2. Why Should You File a DBA?

DBA account setup is an important step in establishing your business. When starting a business, there are a lot of unfamiliar legal terms and acronyms. There are LLCs, C corps, S corps, and much more. One of the most important acronyms is DBA, which allows you to do business under a different name.

Your DBA, or “doing business as”, is a different name than your own name or the names of any of your business partners. When you create a business, it is automatically named after the person who owns the business. In order to call the company something else, you must register your business with a DBA name.

For example, if John Brown starts a window washing service, the default name is “John Brown” unless he chooses to register the company under another name like “John's Window Cleaning”. Once the DBA is filed, John's name isn't legally connected to his business name.

Who Uses a DBA?

Not every business uses or needs a DBA. However, in some states, all businesses are required to file a DBA. The most common businesses that file for DBAs are sole proprietorships and smaller companies. This is because sole proprietors are the only owners of their companies, and a DBA creates separation between their name and the business.

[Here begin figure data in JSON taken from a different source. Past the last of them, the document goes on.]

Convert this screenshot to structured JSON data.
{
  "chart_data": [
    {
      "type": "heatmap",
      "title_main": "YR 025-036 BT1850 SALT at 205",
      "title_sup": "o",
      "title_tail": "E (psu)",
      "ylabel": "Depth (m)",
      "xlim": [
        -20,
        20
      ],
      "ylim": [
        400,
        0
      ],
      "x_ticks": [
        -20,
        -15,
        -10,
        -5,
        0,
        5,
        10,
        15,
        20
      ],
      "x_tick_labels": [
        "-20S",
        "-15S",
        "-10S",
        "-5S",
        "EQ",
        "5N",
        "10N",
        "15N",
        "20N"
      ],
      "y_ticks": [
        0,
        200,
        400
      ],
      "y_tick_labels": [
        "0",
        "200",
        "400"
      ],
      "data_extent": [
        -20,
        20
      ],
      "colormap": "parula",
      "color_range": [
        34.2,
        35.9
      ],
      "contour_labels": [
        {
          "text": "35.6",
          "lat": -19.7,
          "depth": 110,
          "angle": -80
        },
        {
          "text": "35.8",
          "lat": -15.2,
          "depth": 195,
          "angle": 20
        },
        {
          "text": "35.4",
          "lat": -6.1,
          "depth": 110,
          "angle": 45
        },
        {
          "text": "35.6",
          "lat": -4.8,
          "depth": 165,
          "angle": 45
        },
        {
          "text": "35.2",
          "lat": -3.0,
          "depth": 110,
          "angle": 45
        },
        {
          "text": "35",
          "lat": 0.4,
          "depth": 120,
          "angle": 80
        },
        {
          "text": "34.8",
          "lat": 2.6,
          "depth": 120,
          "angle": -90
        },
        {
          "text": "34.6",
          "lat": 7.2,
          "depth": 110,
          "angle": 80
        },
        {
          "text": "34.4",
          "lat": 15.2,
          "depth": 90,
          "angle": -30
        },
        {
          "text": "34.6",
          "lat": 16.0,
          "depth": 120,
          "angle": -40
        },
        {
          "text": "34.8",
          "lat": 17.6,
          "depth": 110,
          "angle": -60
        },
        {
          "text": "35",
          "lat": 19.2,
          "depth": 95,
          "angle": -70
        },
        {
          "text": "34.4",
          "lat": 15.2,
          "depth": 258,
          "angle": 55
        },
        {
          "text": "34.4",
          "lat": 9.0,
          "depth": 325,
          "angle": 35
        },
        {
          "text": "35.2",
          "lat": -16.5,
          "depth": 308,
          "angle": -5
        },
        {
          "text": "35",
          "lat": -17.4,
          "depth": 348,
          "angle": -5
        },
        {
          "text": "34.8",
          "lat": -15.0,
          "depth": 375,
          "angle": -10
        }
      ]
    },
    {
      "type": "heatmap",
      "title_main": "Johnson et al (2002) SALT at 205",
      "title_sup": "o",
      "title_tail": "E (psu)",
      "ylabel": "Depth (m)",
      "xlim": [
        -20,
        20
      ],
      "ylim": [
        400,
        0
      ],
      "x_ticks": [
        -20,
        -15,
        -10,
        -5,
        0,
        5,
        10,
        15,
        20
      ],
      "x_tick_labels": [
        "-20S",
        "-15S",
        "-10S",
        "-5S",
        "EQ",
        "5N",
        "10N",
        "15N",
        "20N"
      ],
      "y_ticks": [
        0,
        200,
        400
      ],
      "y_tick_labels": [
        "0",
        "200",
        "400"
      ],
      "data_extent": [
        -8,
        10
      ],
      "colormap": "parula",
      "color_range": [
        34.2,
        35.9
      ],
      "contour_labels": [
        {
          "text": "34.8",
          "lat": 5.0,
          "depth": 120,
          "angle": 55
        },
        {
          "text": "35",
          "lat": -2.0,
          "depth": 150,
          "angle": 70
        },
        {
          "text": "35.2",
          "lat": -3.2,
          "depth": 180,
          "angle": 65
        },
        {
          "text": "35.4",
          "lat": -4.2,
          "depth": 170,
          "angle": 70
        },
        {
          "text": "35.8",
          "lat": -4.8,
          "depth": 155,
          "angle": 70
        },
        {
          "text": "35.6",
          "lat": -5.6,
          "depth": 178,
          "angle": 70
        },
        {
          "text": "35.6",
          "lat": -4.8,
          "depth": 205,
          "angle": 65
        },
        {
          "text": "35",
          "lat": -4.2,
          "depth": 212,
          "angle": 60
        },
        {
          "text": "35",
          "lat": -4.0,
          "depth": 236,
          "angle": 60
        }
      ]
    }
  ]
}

S corps and C corps, general partnerships, and LLCs don't have to file for a DBA because they registered their business name when they formed their companies. However, these types of businesses can still register a DBA name that allows them do to business under a different name than what they filed in their original paperwork.

This is most commonly done by a corporation or LLC that wants to use a different name for a certain line of business. Instead of having to go through the entire incorporation process again when it wants to expand, the corporation or LLC can simply add a DBA as a new arm to the existing business.

For example, Sally's Computer Repair may want to use a new name for its expansion into cell phone repair and could file a DBA for “Sally's Smartphone Repair." In this case, filing a DBA can save the company lots of time and money over creating an entirely new business.

Why Should You File a DBA?

The most obvious reason to file a DBA is if you don't want your business to operate under just your name. The business name “James Thomas” doesn't tell much about what type of company it is, which makes a DBA useful.

Here are a few other reasons to file a DBA:

  • It makes business banking much easier. Issuing and receiving checks for your business when it is the same as your legal name can be incredibly difficult. Without a DBA name, it is almost impossible to set up a business bank account.
  • It separates things. Using a DBA separates your personal and business name. This is not only simpler, but it also offers more liability protection against your personal belongings. Filing a DBA also helps make your business compliant.
  • It builds your business brand. Every small business owner knows that branding is important. A good business name is memorable and helps people know about your product or service. Using something like your full name doesn't help customers know what you have to offer. Choosing the right DBA name starts your business off on the right foot and helps bring customers in the door.
  • It helps you expand. Corporations and LLCs can use DBA names to expand their businesses and venture into new products and areas without having to create an entirely new company for each new product line. If your corporation or LLC wants to expand into multiple offerings, each entity should file for a unique DBA name.
  • It is easy. There are a number of ways small business owners can register a business name, but filing a DBA is by far the easiest and least expensive. Instead of having to create a corporation or LLC, sole proprietors can simply file for a DBA name to build their company and professional profile. A DBA helps when interacting with vendors and customers.